Pour le dirigeant patronal, dans un contexte de compétition mondiale féroce pour capter capitaux, talents et innovations, la gouvernance constitue désormais un levier essentiel de compétitivité. Les investisseurs, explique-t-il, examinent les infrastructures, la fourniture énergétique et son coût, la fiscalité. Mais leur critère principal est la capacité d’un État à prendre des décisions, à les mettre en œuvre et à respecter ses promesses. « On investit dans un pays qui décide, pas dans un pays qui attend », insiste-t-il.

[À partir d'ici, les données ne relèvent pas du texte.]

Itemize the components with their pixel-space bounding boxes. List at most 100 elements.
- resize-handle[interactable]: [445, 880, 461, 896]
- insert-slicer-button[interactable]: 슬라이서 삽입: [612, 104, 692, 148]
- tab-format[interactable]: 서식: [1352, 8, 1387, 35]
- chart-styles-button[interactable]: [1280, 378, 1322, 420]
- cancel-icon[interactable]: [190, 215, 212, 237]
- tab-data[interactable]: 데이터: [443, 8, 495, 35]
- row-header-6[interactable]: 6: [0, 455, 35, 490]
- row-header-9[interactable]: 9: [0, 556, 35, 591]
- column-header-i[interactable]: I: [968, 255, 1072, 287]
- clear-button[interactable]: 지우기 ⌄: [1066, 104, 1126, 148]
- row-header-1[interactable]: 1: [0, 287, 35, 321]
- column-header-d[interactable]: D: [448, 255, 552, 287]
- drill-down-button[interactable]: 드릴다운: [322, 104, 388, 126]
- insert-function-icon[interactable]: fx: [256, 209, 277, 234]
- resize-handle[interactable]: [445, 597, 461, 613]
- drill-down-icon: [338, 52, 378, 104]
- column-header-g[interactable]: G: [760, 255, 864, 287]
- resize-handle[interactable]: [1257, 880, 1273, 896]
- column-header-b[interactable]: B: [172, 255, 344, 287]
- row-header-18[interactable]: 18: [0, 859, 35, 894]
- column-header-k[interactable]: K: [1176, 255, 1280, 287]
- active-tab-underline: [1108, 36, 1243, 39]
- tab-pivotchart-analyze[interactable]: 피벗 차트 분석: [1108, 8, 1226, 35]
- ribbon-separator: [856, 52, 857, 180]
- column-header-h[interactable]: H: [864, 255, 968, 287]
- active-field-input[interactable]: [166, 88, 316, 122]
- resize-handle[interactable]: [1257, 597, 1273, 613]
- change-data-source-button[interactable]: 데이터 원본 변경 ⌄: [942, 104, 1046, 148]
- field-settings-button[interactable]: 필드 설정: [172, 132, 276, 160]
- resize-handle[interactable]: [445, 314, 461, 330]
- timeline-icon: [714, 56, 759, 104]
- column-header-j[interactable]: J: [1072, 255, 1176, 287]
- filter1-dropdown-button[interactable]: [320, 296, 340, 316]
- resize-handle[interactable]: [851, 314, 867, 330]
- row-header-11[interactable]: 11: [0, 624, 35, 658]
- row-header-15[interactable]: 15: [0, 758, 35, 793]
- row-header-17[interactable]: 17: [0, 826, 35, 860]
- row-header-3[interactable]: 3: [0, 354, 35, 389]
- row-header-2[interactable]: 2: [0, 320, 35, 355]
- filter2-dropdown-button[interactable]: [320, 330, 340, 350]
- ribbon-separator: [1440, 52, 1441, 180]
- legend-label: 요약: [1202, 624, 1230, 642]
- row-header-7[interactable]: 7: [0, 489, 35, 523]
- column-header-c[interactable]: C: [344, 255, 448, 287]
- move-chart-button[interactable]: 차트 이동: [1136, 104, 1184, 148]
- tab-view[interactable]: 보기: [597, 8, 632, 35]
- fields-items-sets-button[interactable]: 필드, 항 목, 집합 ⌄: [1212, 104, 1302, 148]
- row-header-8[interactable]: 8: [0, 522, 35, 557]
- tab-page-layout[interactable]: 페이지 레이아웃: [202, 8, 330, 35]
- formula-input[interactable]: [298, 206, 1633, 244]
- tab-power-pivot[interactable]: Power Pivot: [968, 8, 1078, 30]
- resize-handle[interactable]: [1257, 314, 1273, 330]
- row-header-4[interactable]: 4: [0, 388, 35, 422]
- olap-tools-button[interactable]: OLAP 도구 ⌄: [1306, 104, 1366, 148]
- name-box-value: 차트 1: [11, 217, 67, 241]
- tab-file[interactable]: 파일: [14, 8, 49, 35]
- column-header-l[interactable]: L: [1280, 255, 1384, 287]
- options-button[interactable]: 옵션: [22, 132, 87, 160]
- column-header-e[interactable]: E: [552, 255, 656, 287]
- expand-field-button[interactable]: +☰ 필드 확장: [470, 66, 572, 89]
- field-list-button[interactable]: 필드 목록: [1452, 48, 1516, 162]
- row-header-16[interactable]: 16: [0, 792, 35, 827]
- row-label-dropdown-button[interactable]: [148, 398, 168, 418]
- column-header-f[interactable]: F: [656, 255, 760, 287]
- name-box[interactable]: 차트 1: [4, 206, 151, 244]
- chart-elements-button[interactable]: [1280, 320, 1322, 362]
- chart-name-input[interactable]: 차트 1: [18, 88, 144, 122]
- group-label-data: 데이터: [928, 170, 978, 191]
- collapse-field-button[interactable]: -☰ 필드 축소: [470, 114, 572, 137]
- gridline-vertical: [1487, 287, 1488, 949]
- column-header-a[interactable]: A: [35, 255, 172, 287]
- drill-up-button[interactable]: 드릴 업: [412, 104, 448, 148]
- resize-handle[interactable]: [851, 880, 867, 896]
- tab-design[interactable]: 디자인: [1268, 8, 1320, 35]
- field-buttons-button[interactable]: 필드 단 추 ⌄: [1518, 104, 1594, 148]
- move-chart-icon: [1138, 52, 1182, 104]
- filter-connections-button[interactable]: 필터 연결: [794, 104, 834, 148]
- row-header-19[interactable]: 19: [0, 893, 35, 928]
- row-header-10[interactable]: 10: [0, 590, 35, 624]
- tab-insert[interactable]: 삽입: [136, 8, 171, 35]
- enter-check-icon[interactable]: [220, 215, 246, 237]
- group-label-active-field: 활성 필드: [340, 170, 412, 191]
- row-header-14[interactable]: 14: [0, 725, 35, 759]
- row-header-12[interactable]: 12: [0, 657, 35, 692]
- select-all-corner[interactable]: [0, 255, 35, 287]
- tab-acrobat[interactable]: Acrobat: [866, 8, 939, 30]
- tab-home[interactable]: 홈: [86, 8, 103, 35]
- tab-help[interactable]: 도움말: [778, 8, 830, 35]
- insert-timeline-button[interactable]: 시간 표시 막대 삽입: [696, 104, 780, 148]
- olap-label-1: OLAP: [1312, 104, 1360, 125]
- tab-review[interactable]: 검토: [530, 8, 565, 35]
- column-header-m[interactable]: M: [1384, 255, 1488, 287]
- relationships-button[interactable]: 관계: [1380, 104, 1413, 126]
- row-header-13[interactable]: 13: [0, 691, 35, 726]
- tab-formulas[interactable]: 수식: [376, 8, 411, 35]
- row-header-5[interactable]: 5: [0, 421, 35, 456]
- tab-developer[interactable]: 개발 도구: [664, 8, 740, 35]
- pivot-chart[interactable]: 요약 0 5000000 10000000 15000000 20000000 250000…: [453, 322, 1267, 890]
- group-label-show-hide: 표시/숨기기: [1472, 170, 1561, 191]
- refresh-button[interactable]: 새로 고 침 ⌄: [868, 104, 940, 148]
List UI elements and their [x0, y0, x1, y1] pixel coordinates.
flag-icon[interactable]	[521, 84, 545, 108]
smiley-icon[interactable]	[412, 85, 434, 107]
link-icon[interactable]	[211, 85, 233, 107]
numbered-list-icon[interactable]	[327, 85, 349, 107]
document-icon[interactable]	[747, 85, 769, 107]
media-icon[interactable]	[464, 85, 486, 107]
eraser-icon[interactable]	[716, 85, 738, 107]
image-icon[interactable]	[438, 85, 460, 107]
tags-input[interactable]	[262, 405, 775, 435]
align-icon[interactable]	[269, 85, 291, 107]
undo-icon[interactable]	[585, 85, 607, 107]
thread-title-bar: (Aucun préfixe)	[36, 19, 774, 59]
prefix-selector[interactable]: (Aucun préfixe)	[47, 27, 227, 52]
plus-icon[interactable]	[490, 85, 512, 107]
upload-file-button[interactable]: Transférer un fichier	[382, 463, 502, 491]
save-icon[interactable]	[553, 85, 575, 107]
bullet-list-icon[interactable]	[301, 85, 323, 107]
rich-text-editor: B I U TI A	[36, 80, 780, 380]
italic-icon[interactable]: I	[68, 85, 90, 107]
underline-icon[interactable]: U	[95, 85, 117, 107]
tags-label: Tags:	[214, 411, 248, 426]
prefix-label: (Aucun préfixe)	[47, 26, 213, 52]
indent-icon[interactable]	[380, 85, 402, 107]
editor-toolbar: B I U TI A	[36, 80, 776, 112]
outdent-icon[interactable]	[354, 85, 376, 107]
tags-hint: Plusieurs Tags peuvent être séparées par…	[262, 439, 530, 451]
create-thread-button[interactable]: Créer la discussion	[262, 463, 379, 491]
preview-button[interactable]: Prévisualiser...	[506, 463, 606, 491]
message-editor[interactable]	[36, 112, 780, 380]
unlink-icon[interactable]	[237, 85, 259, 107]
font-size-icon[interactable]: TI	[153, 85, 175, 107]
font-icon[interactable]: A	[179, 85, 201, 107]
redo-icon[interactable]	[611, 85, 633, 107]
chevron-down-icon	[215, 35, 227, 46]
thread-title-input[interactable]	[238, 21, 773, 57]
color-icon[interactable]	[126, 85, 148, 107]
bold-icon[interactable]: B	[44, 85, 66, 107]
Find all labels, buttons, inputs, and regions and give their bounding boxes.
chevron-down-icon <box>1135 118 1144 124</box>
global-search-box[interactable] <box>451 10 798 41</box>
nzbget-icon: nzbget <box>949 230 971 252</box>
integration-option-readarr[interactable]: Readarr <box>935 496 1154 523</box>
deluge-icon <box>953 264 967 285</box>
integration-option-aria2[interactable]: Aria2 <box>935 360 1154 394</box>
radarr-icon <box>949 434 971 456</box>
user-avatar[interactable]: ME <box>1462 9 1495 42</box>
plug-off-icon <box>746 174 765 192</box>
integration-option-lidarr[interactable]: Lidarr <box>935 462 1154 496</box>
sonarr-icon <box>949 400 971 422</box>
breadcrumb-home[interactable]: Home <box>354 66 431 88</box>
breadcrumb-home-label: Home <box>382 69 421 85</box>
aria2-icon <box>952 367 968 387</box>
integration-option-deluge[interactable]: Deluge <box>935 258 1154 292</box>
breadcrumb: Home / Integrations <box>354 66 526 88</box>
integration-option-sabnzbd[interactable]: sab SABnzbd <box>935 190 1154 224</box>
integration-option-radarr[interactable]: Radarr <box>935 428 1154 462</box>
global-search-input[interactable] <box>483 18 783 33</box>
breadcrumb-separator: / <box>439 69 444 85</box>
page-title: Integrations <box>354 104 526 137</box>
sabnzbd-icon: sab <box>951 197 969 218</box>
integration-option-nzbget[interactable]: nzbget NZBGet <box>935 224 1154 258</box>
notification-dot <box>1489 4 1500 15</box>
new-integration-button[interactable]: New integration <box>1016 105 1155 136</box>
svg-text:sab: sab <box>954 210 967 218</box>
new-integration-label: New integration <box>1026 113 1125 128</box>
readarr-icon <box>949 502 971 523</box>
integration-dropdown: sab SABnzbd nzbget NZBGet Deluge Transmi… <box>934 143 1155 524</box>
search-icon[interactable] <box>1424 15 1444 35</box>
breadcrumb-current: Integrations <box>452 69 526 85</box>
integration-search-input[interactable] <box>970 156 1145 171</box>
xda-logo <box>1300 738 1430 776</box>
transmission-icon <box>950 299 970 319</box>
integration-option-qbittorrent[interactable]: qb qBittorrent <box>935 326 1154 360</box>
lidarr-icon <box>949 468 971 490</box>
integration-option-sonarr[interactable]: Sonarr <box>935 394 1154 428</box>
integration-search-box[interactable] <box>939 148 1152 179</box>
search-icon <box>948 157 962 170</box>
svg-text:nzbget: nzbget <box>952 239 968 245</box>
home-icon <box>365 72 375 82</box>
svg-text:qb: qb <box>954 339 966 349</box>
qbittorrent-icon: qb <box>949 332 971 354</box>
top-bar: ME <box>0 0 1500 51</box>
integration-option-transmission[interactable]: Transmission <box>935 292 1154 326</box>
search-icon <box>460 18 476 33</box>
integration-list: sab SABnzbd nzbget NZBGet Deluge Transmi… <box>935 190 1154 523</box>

Selon lui, l’avenir économique du Cameroun se joue en grande partie sur ce terrain, et le Gecam entend y contribuer avec responsabilité, indépendance et patriotisme.

Le président du Gecam estime que l’enjeu n’est plus de définir les actions à mener, mais d’accélérer leur mise en œuvre, d’améliorer leur qualité et d’obtenir des résultats tangibles. « L’ère du diagnostic doit laisser la place à celle de l’exécution », souligne-t-il, appelant à transformer les intentions en réalisations et les promesses en résultats concrets.

Tawamba a également pointé un attentisme généralisé qui freine l’activité économique. Les décisions structurantes sont rares, les arbitrages tardent, les projets avancent trop lentement. Les administrations optent souvent pour la prudence plutôt que l’initiative, réduisant la visibilité des opérateurs économiques. Il en résulte une érosion de la confiance des investisseurs et un moral en berne parmi les chefs d’entreprise.